A Blog by Jonathan Low

 

May 13, 2014

Department of Wishful Thinking: Mercedes Wants to Believe the Suburbs Are the Future

Belief systems are stronger than information systems. So when one of the world's predominant mega-trends suggests that the future for your core product may be at risk, what's the best thing to do? Adapt, refocus or ignore the data and claim it means something else?


Well, if you work in many major corporations all that embracing change and disrupting the organization stuff looks nice on inspirational posters, but if you want to keep your job, let alone get ahead, you're probably better off not getting too far in front of the managerial crowd.

Which means, if you work at Daimler Benz, the company that produces the Mercedes, you take all that data about urbanization increasing by 40 percent and claim its a peaking trend, bound to begin reversing itself any day now. Because if you dont do that, the consultants will arrive and before too long the right-sizing will begin.

Hey, that might happen anyway, this being the global economy and all, where progress is relentless and you may be redundant. But as the following article explains, there is some evidence that suburbs are growing too - albeit not as fast as cities. And, oh by the way, much of that growth is from lower income demographics being chased out of gentrifying city neighborhoods. The upside is that Mercedes makes buses, so, you know, it's all good. JL

Ariel Schwartz reports in Fast Company:

The company says the U.S. suburbs aren't dead after all. But, for a company that wants to sell cars, is it a case of seeing what you want to believe?
Around the world, mega-cities are shooting up in the skies seemingly overnight, and according to some predictions, the planet's urban population will double in the next 40 years. But while urbanists are cheering for a future full of cities, Mercedes Benz is planning for a future of suburbs, at least in the U.S.
"You’ll read in the media that the car is dead, Gen Y isn’t interested [in the car]. Part of our role in company is to take conventional wisdom and dispute it," says Eric Larsen, the director of Mercedes-Benz's society and technology research group, who is based at the company's R&D facility in Silicon Valley. "The U.S. is a unique market, with the rise of mega-suburbs, not mega-cities. It's good news for our company. The car is going to be the dominant form of transportation in the U.S. for the long term."

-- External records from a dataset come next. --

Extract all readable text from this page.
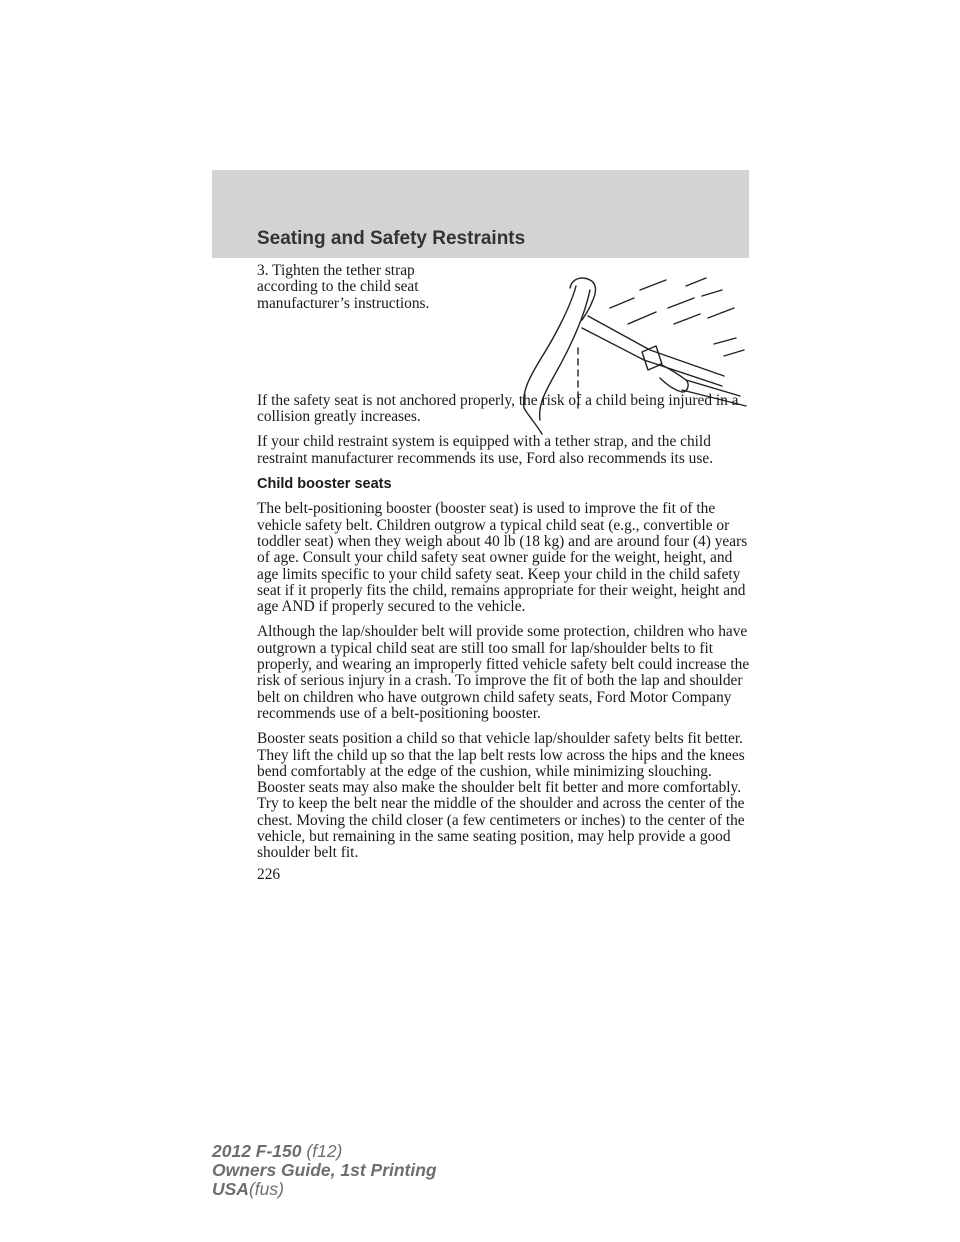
Seating and Safety Restraints

3. Tighten the tether strap according to the child seat manufacturer’s instructions.

If the safety seat is not anchored properly, the risk of a child being injured in a collision greatly increases.

If your child restraint system is equipped with a tether strap, and the child restraint manufacturer recommends its use, Ford also recommends its use.

Child booster seats

The belt-positioning booster (booster seat) is used to improve the fit of the vehicle safety belt. Children outgrow a typical child seat (e.g., convertible or toddler seat) when they weigh about 40 lb (18 kg) and are around four (4) years of age. Consult your child safety seat owner guide for the weight, height, and age limits specific to your child safety seat. Keep your child in the child safety seat if it properly fits the child, remains appropriate for their weight, height and age AND if properly secured to the vehicle.

Although the lap/shoulder belt will provide some protection, children who have outgrown a typical child seat are still too small for lap/shoulder belts to fit properly, and wearing an improperly fitted vehicle safety belt could increase the risk of serious injury in a crash. To improve the fit of both the lap and shoulder belt on children who have outgrown child safety seats, Ford Motor Company recommends use of a belt-positioning booster.

Booster seats position a child so that vehicle lap/shoulder safety belts fit better. They lift the child up so that the lap belt rests low across the hips and the knees bend comfortably at the edge of the cushion, while minimizing slouching. Booster seats may also make the shoulder belt fit better and more comfortably. Try to keep the belt near the middle of the shoulder and across the center of the chest. Moving the child closer (a few centimeters or inches) to the center of the vehicle, but remaining in the same seating position, may help provide a good shoulder belt fit.

226
2012 F-150 (f12)
Owners Guide, 1st Printing
USA(fus)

Larsen points out that though mega-cities are transforming countries like Brazil, India, and China, the U.S. has an incredibly low density of urbanized areas. Between 2000 and 2010, almost all the growth in major metro areas was in the suburbs, according to census data.
"The myth is that people are tired of suburbs and moving into cities. That is simply not true. It's not a very interesting story to say, 'Well, another 100 couples moved to the exurbs and had three kids each,'" he says.
Of course, it's good news for Mercedes if people really are sticking to the suburbs. As Larsen is quick to point out, the suburbs are built for cars.
But the demographics have started to shift in recent years. While many large cities grew slowly (and in some cases, lost residents) from 2000 to 2010, cities with a population of over half a million people grew faster in 2010 to 2012 than they did on average compared to the previous 10 years, according to census data. And for 16 of the 20 biggest cities in the country, growth sped up from 2011 to 2012 compared to 2010 to 2011. The Brookings Institute elaborates:
The faster growth of large cities might relate to the continued slowdown in suburban growth, held back by a still-lagging housing market. In 2010-11, big cities in the nation’s largest metropolitan areas grew faster than their suburbs for the first time since the 1920s, a trend that prevailed again in 2011-12 (Figure 2). Among the 51 metropolitan areas with more than one million residents, 24 saw their cities grow faster than their suburbs from 2011 to 2012 (Table 2, PDF). That was true of just 8 metro areas from 2000 to 2010.
Of course, the suburbs of Sunbelt metropolitan areas like Austin, Houston, and Orlando continue to grow very fast. Yet their big cities are also growing rapidly, faster relative to their suburbs than in the 2000s.
Also from Brookings, a chart detailing the city/suburb growth swap:


But George Masnick, a fellow at the Joint Center for Housing Studies at Harvard University, explains in a blog post that the numbers are more complex than Brookings lets on (read his post for more detail on growth rates vs. growth numbers). He concludes:
During the next decade, some of the factors that have depressed housing turnover in the suburbs in recent years should run their course. New housing construction will be needed to accommodate adult population growth from aging echo boomers, and possibly the next wave of immigrants. This should largely take place outside of primary cities--where land is more readily available.
This is all to say that despite the dwindling desires of young city-dwellers to eventually move out to and have kids in the suburbs, Mercedes may be right--it doesn't need to worry about its suburban market for the time-being in the U.S.
The company points out that suburbia does have its advantages for sustainable vehicle development (namely, the fact that someone in the suburbs with enough space for a garage can charge their electric vehicle in that garage). But since suburbia is now home to the fastest-growing and biggest population of poor people in the U.S., we have to also hope that suburban public transportation infrastructure grows alongside vehicle purchases.